Anthropic, l’IA en pleine tempête : des milliards de dollars en jeu pour l’utilisation de livres piratés
San francisco, Californie – Le géant de l’intelligence artificielle Anthropic est au cœur d’une controverse majeure qui pourrait lui coûter des milliards de dollars. Des documents judiciaires récemment révélés mettent en lumière des pratiques d’entraînement de ses modèles d’IA basées sur des livres obtenus illégalement, malgré une décision de justice favorable en juin.Initialement, Anthropic avait été saluée pour son approche, jugée “typiquement transformatrice” par le juge Alsup, qui avait estimé que l’entraînement des IA sur des œuvres protégées par le droit d’auteur relevait de l’utilisation équitable. Le juge avait comparé le processus à celui d’un écrivain en herbe s’inspirant de ses lectures.
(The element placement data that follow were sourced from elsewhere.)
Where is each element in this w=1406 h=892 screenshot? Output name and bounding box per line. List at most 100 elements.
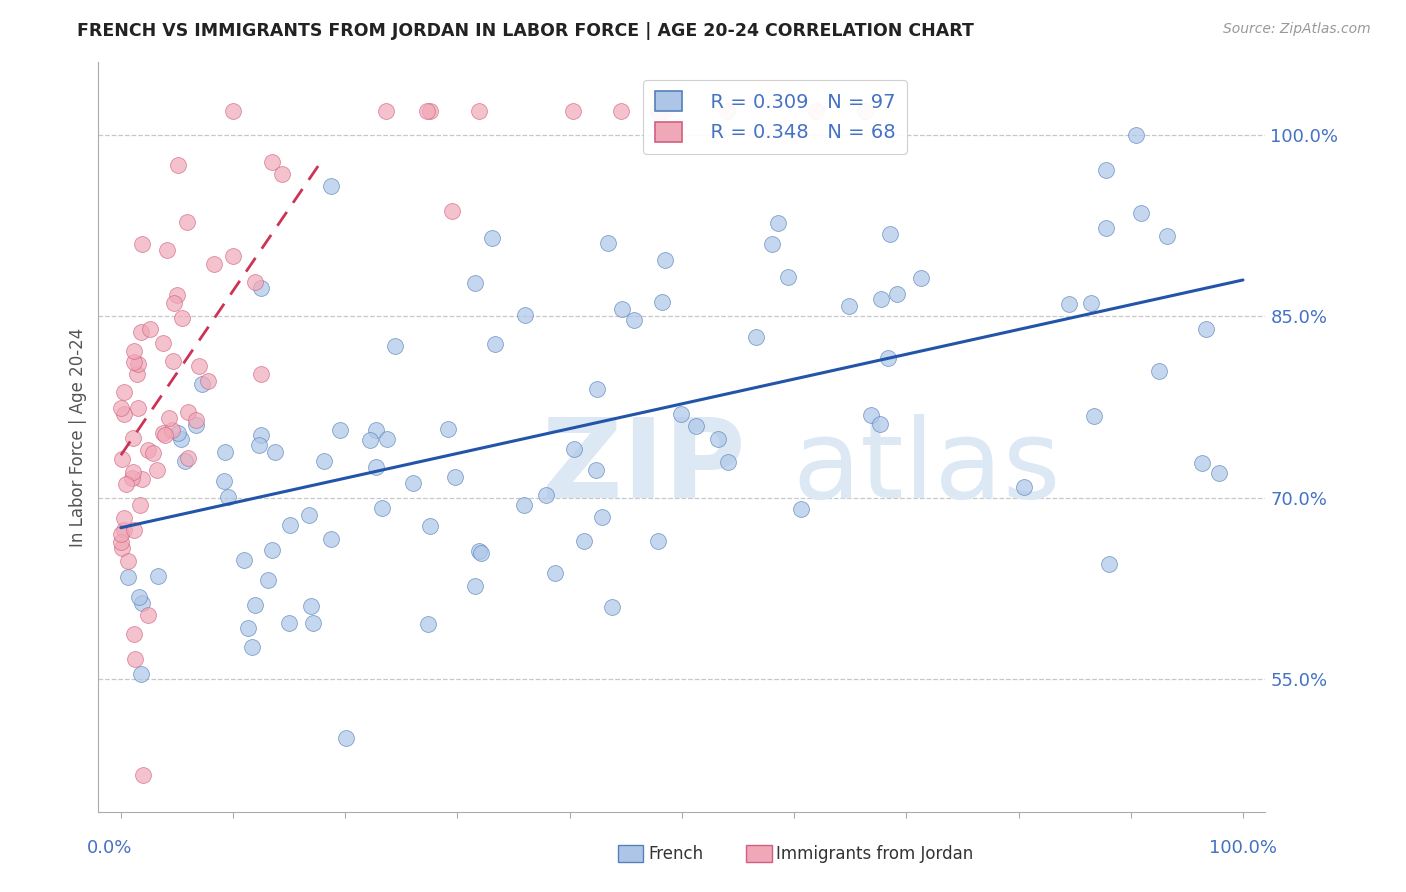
Point — [436, 422, 458, 436]
Point — [470, 546, 492, 560]
Point — [375, 103, 398, 118]
Point — [111, 451, 134, 466]
Point — [122, 626, 145, 640]
Point — [870, 292, 893, 306]
Point — [162, 353, 184, 368]
Point — [623, 313, 645, 327]
Point — [790, 501, 813, 516]
Point — [1191, 456, 1213, 470]
Point — [359, 434, 381, 448]
Point — [110, 527, 132, 541]
Point — [128, 590, 150, 604]
Point — [262, 155, 284, 169]
Text: Source: ZipAtlas.com: Source: ZipAtlas.com — [1223, 22, 1371, 37]
Point — [1095, 220, 1118, 235]
Point — [156, 243, 179, 257]
Point — [562, 442, 585, 457]
Point — [869, 417, 891, 431]
Point — [112, 511, 135, 525]
Point — [329, 423, 352, 437]
Point — [127, 401, 149, 416]
Point — [838, 299, 860, 313]
Point — [467, 103, 489, 118]
Point — [647, 533, 669, 548]
Point — [142, 446, 165, 460]
Point — [585, 463, 607, 477]
Point — [591, 509, 613, 524]
Point — [609, 103, 631, 118]
Point — [152, 336, 174, 351]
Point — [190, 377, 212, 392]
Point — [110, 535, 132, 549]
Point — [271, 167, 294, 181]
Point — [513, 499, 536, 513]
Point — [707, 432, 730, 446]
Point — [1095, 163, 1118, 178]
Point — [654, 103, 676, 118]
Point — [278, 518, 301, 533]
Point — [596, 235, 619, 250]
Point — [114, 477, 136, 491]
Text: 100.0%: 100.0% — [1209, 839, 1277, 857]
Point — [131, 471, 153, 485]
Point — [860, 408, 883, 422]
Point — [654, 252, 676, 267]
Point — [335, 731, 357, 746]
Point — [172, 310, 194, 325]
Point — [464, 579, 486, 593]
Point — [1195, 322, 1218, 336]
Point — [155, 428, 177, 442]
Point — [441, 204, 464, 219]
Point — [377, 432, 399, 446]
Point — [260, 542, 283, 557]
Point — [1097, 558, 1119, 572]
Point — [243, 275, 266, 289]
Legend:   R = 0.309   N = 97,   R = 0.348   N = 68: R = 0.309 N = 97, R = 0.348 N = 68 — [644, 79, 907, 153]
Point — [111, 541, 134, 556]
Text: Immigrants from Jordan: Immigrants from Jordan — [776, 845, 974, 863]
Point — [444, 470, 467, 484]
Point — [513, 308, 536, 322]
Point — [112, 408, 135, 422]
Point — [481, 231, 503, 245]
Point — [177, 450, 200, 465]
Point — [402, 475, 425, 490]
Point — [240, 640, 263, 655]
Point — [131, 237, 153, 252]
Point — [669, 407, 692, 421]
Point — [160, 423, 183, 437]
Point — [122, 465, 145, 479]
Point — [122, 355, 145, 369]
Point — [312, 454, 335, 468]
Point — [110, 401, 132, 415]
Point — [278, 615, 301, 630]
Point — [534, 488, 557, 502]
Point — [419, 519, 441, 533]
Point — [222, 103, 245, 118]
Point — [112, 385, 135, 400]
Point — [167, 425, 190, 440]
Point — [761, 236, 783, 251]
Point — [236, 621, 259, 635]
Point — [1208, 466, 1230, 480]
Point — [121, 471, 143, 485]
Point — [167, 158, 190, 172]
Text: French: French — [648, 845, 703, 863]
Point — [299, 599, 322, 613]
Point — [184, 413, 207, 427]
Point — [117, 553, 139, 567]
Point — [136, 442, 159, 457]
Point — [319, 179, 342, 194]
Text: atlas: atlas — [793, 414, 1062, 521]
Point — [163, 296, 186, 310]
Point — [129, 667, 152, 681]
Point — [174, 454, 197, 468]
Point — [1156, 229, 1178, 244]
Text: FRENCH VS IMMIGRANTS FROM JORDAN IN LABOR FORCE | AGE 20-24 CORRELATION CHART: FRENCH VS IMMIGRANTS FROM JORDAN IN LABO… — [77, 22, 974, 40]
Point — [127, 357, 149, 371]
Point — [138, 608, 160, 623]
Point — [717, 455, 740, 469]
Point — [1057, 297, 1080, 311]
Point — [217, 491, 239, 505]
Point — [125, 367, 148, 381]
Cependant, les documents divulgués révèlent que des employés d’Anthropic avaient exprimé des inquiétudes internes quant à la légalité de l’utilisation de sources pirates pour alimenter ses modèles.Face à ces préoccupations, l’entreprise a changé de stratégie et a recruté Tom Turvey, ancien responsable de Google Books, connu pour avoir mené avec succès des batailles juridiques en matière de droit d’auteur.
Sous la direction de Turvey, Anthropic a commencé à acquérir massivement des livres, les désassemblant et les numérisant page par page pour les intégrer à son IA. Si cette nouvelle méthode est légale, le juge a souligné qu’elle n’efface pas les infractions antérieures liées au piratage.
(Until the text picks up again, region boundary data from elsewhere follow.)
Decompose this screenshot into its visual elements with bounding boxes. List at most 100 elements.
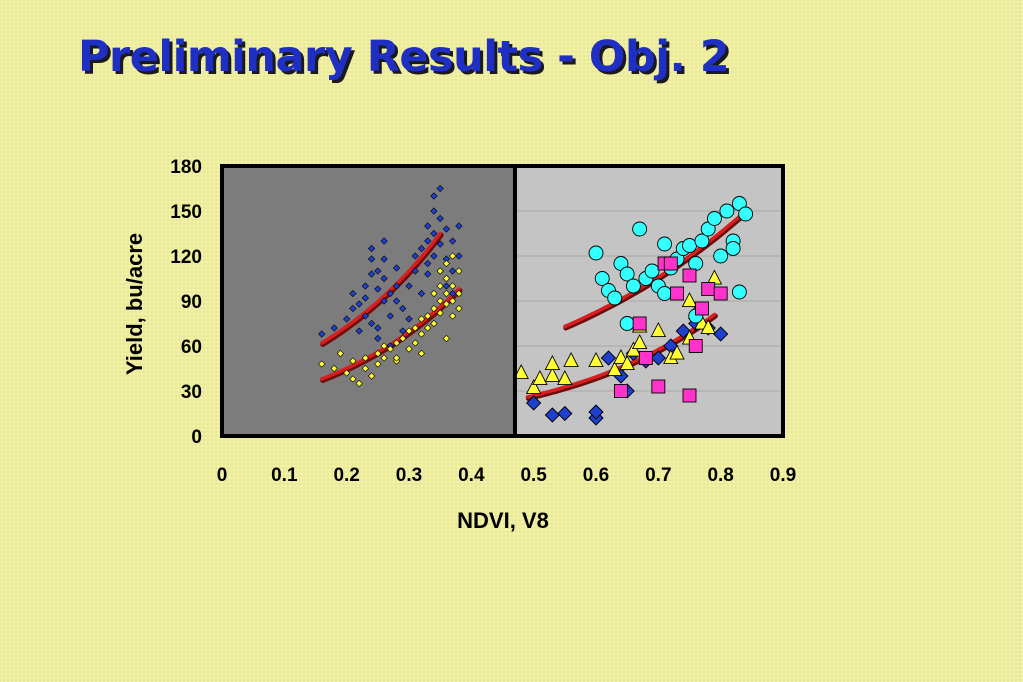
data-point [343,369,351,377]
y-axis-title: Yield, bu/acre [122,233,147,375]
data-point [405,345,413,353]
data-point [424,222,432,230]
data-point [682,238,697,253]
data-point [713,286,728,301]
data-point [436,240,444,248]
data-point [532,369,548,386]
data-point [525,378,542,395]
data-point [650,350,666,366]
data-point [701,282,716,296]
plot-frame [220,164,785,438]
data-point [442,274,451,283]
data-point [442,289,451,298]
data-point [330,364,338,373]
data-point [430,192,438,200]
data-point [430,319,438,328]
slide-title: Preliminary Results - Obj. 2 [78,32,730,82]
data-point [449,289,457,298]
data-point [367,270,376,278]
data-point [563,351,579,368]
data-point [367,244,376,253]
data-point [374,324,382,332]
y-tick-label: 30 [181,382,202,403]
data-point [436,214,444,223]
data-point [367,255,376,263]
data-point [442,225,451,233]
data-point [430,229,438,238]
data-point [367,372,376,380]
data-point [355,379,363,388]
data-point [417,349,426,358]
data-point [713,326,729,342]
x-tick-label: 0.2 [333,465,359,486]
data-point [449,312,457,320]
data-point [449,252,457,260]
data-point [361,294,369,302]
data-point [682,268,697,283]
data-point [625,278,641,294]
data-point [455,252,463,260]
data-point [380,342,388,350]
x-tick-label: 0.5 [520,465,547,486]
data-point [374,360,382,368]
data-point [613,348,629,365]
data-point [349,304,357,313]
data-point [380,255,388,263]
data-point [392,264,401,272]
data-point [367,319,376,328]
data-point [411,267,419,275]
data-point [713,248,729,264]
data-point [725,241,741,256]
data-point [386,312,394,320]
data-point [650,321,667,338]
data-point [424,312,432,320]
data-point [374,285,382,293]
data-point [663,256,678,271]
y-tick-label: 150 [170,202,202,223]
data-point [600,350,617,366]
data-point [675,323,691,339]
data-point [557,369,573,386]
data-point [436,309,444,317]
data-point [336,349,345,358]
data-point [700,318,716,335]
data-point [405,327,413,335]
data-point [392,297,401,305]
data-point [688,339,703,353]
data-point [544,366,561,383]
data-point [343,315,351,323]
data-point [442,334,451,343]
data-point [399,327,407,335]
data-point [526,395,542,411]
data-point [392,282,401,290]
data-point [619,354,635,371]
data-point [513,363,529,380]
data-point [557,405,573,422]
data-point [386,289,394,298]
data-point [731,284,747,300]
x-tick-label: 0 [217,465,228,486]
data-point [411,339,419,347]
data-point [399,334,407,343]
data-point [380,274,388,283]
fit-line-1 [319,231,442,345]
data-point [349,357,357,365]
data-point [424,237,432,245]
data-point [670,286,684,301]
data-point [588,404,604,420]
x-tick-label: 0.3 [396,465,422,486]
data-point [361,282,369,290]
data-point [544,354,561,371]
data-point [619,316,635,331]
y-tick-label: 180 [170,157,202,178]
data-point [607,290,623,306]
data-point [706,211,722,226]
data-point [632,221,648,237]
data-point [430,289,438,298]
x-tick-label: 0.1 [271,465,298,486]
data-point [688,256,704,271]
data-point [588,245,604,261]
data-point [442,282,451,290]
x-tick-label: 0.6 [583,465,609,486]
data-point [436,184,444,193]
Cette affaire soulève des questions fondamentales sur l’éthique et la légalité de l’entraînement des IA sur des données protégées par le droit d’auteur. L’industrie de l’édition, déjà fragilisée par la numérisation, pourrait voir ses droits bafoués par l’essor rapide de l’intelligence artificielle.
Contexte et enjeux à long terme :
L’utilisation de données protégées par le droit d’auteur pour l’entraînement des IA est un sujet de débat croissant. Les auteurs et les éditeurs craignent que leurs œuvres ne soient utilisées sans compensation, ce qui pourrait nuire à la création littéraire. De plus, la capacité des IA à générer des textes similaires à ceux des auteurs soulève des questions sur la propriété intellectuelle et la paternité des œuvres.
Cette affaire anthropic pourrait établir un précédent juridique critically important, définissant les limites de l’utilisation équitable dans le contexte de l’IA et ouvrant la voie à de futures réglementations. L’issue de ce litige aura des conséquences majeures pour l’avenir de l’intelligence artificielle et de l’industrie du livre. Les experts estiment que des milliards de dollars pourraient être en jeu, en fonction de la manière dont les tribunaux interpréteront les lois sur le droit d’auteur à l’ère de l’IA.